Gaesser also looked for a clear association between carbohydrate consumption and illnesses, such as type 2 diabetes, heart disease and cancer. He found no compelling evidence that avoiding carbohydrates with a high GI helps prevent these diseases and others. People with diabetes, as well as very sedentary women who are obese, may benefit from lowering their consumption of foods with a high GI, Gaesser says. Reducing any part of the diet (carbs or proteins or fats) will result in modest weight loss in the short term, if calorie consumption is reduced, he points out.

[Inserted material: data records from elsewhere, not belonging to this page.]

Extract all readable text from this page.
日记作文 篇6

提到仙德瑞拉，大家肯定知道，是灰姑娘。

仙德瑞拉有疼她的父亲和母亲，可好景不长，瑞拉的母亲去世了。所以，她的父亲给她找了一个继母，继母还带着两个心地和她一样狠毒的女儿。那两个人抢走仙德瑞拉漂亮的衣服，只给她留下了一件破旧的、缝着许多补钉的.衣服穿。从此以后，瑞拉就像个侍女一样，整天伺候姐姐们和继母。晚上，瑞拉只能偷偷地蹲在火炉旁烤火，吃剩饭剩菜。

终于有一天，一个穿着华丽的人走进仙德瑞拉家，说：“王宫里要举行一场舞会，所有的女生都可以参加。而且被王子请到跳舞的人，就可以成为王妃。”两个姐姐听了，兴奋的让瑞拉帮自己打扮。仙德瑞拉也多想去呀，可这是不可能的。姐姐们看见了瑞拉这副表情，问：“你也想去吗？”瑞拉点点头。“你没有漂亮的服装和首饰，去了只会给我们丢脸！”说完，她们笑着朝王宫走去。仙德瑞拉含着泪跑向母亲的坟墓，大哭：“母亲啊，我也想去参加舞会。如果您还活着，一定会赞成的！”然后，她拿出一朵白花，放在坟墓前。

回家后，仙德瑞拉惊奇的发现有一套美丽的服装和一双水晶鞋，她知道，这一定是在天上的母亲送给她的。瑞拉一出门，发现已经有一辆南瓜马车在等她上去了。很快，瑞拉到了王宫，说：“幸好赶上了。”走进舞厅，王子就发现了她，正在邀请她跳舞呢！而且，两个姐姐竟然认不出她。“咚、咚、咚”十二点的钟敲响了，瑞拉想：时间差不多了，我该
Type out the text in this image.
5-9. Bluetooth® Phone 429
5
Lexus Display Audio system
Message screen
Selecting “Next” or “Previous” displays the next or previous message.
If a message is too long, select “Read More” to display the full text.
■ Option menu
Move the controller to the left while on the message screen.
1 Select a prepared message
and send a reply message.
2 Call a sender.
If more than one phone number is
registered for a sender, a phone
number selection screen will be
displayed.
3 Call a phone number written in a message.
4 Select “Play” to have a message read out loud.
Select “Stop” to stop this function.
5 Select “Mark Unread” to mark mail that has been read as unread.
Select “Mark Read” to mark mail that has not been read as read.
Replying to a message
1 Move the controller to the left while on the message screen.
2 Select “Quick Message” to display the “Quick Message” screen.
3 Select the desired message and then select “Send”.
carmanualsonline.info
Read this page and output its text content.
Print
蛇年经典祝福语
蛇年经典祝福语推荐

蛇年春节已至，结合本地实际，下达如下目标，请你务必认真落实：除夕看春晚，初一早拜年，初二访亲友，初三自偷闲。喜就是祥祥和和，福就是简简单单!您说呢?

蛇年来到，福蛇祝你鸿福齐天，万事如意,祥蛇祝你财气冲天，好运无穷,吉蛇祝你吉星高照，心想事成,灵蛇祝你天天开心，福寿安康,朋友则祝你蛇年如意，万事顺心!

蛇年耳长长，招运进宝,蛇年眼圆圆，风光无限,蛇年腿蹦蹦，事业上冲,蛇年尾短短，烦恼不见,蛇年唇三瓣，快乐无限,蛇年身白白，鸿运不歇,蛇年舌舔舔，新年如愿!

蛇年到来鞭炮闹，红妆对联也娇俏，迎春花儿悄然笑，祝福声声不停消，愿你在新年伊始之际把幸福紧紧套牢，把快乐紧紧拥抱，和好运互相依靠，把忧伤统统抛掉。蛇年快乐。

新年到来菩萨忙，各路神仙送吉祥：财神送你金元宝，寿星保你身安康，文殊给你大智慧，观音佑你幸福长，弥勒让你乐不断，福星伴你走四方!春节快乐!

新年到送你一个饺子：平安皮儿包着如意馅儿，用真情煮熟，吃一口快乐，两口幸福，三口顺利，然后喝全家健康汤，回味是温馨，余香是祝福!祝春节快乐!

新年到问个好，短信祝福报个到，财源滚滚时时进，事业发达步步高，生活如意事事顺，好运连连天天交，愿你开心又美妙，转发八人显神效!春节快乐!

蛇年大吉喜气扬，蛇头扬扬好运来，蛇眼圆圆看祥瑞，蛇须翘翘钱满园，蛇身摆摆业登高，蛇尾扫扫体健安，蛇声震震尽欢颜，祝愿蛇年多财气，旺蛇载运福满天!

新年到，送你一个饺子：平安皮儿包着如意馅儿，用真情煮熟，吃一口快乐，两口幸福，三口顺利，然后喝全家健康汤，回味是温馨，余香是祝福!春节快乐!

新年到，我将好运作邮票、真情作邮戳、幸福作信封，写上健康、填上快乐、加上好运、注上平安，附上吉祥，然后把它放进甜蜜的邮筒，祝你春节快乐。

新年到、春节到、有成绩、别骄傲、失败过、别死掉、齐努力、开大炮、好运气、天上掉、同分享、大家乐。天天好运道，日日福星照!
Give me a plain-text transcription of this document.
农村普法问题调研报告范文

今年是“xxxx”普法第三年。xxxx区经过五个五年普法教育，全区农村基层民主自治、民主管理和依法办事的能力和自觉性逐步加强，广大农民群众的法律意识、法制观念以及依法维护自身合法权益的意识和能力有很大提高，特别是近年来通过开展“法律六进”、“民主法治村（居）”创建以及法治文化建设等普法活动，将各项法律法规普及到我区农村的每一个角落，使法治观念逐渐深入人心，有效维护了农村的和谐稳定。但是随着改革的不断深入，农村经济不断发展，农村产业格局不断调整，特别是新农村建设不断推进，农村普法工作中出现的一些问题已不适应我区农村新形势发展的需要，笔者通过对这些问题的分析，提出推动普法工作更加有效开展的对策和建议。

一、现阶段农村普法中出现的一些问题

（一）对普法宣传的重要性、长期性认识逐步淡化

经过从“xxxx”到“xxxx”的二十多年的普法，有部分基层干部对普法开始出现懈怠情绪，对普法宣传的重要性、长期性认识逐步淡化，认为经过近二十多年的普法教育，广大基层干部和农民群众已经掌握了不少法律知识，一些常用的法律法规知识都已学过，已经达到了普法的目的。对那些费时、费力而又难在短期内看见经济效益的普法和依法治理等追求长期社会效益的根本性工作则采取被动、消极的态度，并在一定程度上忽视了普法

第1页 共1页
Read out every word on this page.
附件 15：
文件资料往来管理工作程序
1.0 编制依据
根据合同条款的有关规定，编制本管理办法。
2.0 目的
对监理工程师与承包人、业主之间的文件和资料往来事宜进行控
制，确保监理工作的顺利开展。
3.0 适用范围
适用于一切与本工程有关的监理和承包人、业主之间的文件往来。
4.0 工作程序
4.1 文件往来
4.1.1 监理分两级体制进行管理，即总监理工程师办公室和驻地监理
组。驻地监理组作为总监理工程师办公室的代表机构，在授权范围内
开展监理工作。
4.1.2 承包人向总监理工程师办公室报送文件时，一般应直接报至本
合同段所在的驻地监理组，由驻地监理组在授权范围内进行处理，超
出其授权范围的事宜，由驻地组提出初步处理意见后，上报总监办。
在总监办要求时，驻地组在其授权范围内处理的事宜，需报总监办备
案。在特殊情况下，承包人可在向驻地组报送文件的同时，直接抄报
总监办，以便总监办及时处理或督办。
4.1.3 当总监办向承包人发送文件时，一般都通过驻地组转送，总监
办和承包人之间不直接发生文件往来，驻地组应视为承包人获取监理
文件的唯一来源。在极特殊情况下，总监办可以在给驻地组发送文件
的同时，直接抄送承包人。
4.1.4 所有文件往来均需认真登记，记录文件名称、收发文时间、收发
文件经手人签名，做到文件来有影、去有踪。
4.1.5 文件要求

But for long-term weight maintenance, a high-carb, low-fat diet is still the best bet, he said. [Dr. Glenn Gaesser,"'Bad Carbs' Not The Enemy," University of Virginia. ScienceDaily (02OCT07).]

 
Carb-Cutting Enzyme Stopped By Bean Extract

UCLA researchers have found an extract in white kidney beans that may help the body stop carbs from breaking down into sugars - and if not burned off, stored as fat. A digestive enzyme in the body normally acts like scissors, literally cutting starches into little sugars. Phase 2 stops the enzyme from cutting, so the starches stay in the body as long fibers and are burned off quicker - making losing weight and keeping a normal blood sugar much easier. Patients in the clinical studies who took the pill, Phase 2, lost body fat, not lean muscle.

The extract is not recommended for pregnant women or type one diabetics because their blood sugar could get too low. Mild nausea is the only known side effect. The FDA recognizes Phase 2, but doctors say it isn't a miracle pill. Patients still need to watch what they eat and exercise. But at least they don't have to give up carbs for good. It is available over the counter at health food stores for about $25 a bottle.